If all else fails, inquire whether your state offers a "high-risk pool" for people who have been rejected for medical reasons by individual plans and do not have access to group coverage or federally sponsored health insurance, said Karen Pollitz, project director at Georgetown University Health Policy Institute. Maryland created such a plan in 2002 as a unit of the Maryland Insurance Administration. The Maryland Health Insurance Plan is "the program of last resort," said Pollitz, who also sits on the board that governs the plan. "It's not cheap, but the price is not exorbitant either."

It's worth noting that some states or jurisdictions (including Virginia and the District) have "guarantee issue" laws that require insurers to provide some kind of coverage without medical underwriting. Premiums tend to be high because these policies accept people with health problems.

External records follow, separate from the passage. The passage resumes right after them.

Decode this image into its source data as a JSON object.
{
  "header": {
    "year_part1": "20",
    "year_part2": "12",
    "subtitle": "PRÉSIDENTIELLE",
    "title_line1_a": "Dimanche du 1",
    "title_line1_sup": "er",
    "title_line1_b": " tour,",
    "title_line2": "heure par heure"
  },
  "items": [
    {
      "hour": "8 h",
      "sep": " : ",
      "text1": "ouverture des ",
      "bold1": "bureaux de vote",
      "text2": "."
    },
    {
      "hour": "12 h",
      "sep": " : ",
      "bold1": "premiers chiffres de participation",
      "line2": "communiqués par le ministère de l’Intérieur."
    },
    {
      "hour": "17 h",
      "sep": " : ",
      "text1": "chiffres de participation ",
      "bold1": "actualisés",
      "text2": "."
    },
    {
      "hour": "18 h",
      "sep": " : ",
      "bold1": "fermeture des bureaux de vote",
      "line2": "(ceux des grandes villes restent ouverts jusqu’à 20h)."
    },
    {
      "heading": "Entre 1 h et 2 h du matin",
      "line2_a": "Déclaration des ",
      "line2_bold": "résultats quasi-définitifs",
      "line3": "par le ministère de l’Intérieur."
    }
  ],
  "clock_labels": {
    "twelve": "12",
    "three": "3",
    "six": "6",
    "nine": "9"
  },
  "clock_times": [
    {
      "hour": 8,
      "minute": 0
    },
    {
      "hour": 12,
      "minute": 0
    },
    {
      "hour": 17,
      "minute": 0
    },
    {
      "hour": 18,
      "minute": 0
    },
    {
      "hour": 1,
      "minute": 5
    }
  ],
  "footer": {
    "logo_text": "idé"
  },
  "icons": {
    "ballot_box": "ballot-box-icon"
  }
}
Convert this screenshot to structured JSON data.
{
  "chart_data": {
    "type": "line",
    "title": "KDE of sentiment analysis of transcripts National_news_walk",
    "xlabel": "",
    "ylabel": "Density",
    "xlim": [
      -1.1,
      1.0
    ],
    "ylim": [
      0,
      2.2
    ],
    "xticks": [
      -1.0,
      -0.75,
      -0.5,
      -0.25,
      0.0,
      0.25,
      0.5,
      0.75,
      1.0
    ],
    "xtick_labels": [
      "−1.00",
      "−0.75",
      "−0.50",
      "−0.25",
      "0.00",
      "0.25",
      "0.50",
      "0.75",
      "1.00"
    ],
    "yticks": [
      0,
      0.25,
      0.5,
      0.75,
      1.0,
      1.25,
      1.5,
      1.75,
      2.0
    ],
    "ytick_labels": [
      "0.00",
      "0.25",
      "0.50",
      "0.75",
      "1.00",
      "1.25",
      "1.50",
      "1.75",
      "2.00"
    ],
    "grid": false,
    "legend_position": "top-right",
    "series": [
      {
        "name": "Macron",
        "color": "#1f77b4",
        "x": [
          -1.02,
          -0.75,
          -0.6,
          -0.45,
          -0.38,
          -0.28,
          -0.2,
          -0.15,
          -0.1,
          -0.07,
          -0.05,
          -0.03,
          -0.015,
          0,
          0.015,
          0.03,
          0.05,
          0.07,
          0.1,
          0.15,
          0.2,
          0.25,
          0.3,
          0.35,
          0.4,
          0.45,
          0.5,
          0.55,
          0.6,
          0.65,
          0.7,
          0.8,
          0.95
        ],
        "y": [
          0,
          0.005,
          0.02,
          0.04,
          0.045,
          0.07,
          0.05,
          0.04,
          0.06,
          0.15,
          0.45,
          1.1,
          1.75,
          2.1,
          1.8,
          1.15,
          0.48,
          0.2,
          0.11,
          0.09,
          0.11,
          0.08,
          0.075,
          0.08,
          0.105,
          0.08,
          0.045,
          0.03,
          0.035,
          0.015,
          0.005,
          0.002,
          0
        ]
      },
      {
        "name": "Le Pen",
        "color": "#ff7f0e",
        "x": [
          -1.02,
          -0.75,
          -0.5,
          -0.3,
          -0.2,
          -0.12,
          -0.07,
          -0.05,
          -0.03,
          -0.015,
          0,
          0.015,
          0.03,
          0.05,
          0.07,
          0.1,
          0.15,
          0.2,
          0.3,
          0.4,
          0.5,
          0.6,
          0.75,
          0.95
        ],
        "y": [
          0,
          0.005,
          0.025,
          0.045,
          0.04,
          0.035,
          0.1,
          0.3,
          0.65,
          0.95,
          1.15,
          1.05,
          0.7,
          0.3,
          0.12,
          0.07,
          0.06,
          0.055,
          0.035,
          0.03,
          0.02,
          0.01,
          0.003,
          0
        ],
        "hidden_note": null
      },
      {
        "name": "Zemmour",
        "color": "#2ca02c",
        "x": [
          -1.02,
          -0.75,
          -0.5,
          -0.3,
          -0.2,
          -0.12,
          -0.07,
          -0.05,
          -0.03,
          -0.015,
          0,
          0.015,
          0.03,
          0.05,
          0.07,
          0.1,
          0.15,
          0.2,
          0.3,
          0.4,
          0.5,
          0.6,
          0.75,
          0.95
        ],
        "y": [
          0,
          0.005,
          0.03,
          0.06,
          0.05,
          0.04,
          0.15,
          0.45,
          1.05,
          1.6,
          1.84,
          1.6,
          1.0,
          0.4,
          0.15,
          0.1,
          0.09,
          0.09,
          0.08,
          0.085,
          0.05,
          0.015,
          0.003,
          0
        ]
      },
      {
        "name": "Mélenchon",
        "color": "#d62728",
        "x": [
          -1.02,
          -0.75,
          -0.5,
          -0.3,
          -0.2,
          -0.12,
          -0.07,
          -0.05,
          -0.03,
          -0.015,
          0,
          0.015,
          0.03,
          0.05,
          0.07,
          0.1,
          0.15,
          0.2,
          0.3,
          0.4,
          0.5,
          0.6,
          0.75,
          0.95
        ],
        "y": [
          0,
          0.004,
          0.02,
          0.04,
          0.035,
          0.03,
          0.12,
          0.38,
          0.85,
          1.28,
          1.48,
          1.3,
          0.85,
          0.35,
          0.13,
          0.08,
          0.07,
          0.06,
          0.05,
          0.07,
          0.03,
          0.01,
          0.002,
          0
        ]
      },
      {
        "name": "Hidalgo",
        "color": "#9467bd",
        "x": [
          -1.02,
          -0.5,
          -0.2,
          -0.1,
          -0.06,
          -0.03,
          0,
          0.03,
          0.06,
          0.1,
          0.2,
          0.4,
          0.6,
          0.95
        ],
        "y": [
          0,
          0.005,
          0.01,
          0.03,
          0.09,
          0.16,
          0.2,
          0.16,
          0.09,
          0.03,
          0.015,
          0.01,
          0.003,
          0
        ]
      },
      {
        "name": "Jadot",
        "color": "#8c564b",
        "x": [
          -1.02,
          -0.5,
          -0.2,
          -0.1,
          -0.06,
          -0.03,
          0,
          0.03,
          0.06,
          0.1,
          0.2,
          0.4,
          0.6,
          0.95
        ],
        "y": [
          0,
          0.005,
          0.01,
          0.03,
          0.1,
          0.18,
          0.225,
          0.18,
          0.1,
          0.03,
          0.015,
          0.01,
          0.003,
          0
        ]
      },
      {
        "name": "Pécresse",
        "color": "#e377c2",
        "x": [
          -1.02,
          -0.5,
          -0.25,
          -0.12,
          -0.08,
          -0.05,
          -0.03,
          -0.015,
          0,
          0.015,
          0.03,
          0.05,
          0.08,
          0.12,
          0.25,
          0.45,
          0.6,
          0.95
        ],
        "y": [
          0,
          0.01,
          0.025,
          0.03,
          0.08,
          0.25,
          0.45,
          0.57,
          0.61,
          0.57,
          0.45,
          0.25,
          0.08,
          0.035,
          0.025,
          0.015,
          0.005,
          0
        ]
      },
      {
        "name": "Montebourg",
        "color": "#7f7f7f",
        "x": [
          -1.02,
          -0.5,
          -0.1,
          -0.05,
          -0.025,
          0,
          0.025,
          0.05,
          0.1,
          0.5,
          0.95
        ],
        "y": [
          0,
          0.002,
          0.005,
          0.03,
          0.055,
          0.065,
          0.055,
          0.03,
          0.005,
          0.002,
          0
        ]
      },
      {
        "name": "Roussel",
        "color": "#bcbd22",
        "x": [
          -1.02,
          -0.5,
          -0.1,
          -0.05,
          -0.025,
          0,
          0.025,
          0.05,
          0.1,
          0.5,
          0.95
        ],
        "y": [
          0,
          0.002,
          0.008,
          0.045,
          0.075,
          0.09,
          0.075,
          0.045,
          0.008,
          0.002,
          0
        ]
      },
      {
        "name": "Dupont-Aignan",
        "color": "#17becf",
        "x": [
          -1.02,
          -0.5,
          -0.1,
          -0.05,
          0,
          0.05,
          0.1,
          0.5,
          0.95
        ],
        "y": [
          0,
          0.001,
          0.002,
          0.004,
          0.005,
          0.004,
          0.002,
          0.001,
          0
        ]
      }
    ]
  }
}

Karen Ignagni, president of America's Health Insurance Plans, an association that represents insurance companies, also suggests looking into health savings accounts (HSAs), approved by Congress as part of the 2003 Medicare law.

A provision in the law allows consumers to enroll in high-deductible plans and set up tax-sheltered accounts to help pay for what's not covered. People under age 65 who buy medical policies with deductibles of at least $1,050 for a single person or $2,100 for a family can establish an HSA. They or their employers could fund the HSA each year with an amount equal to the deductible, subject to a limit, and it could be used to pay health expenses or be invested. The money going in would be pretax dollars, and withdrawals for medical care would be tax-free.

Though the search for insurance might be time consuming -- and frustrating -- many experts say it's worth the effort. The Institute of Medicine reports that 18,000 uninsured Americans die each year because they get less care than they need and get it later than they need it.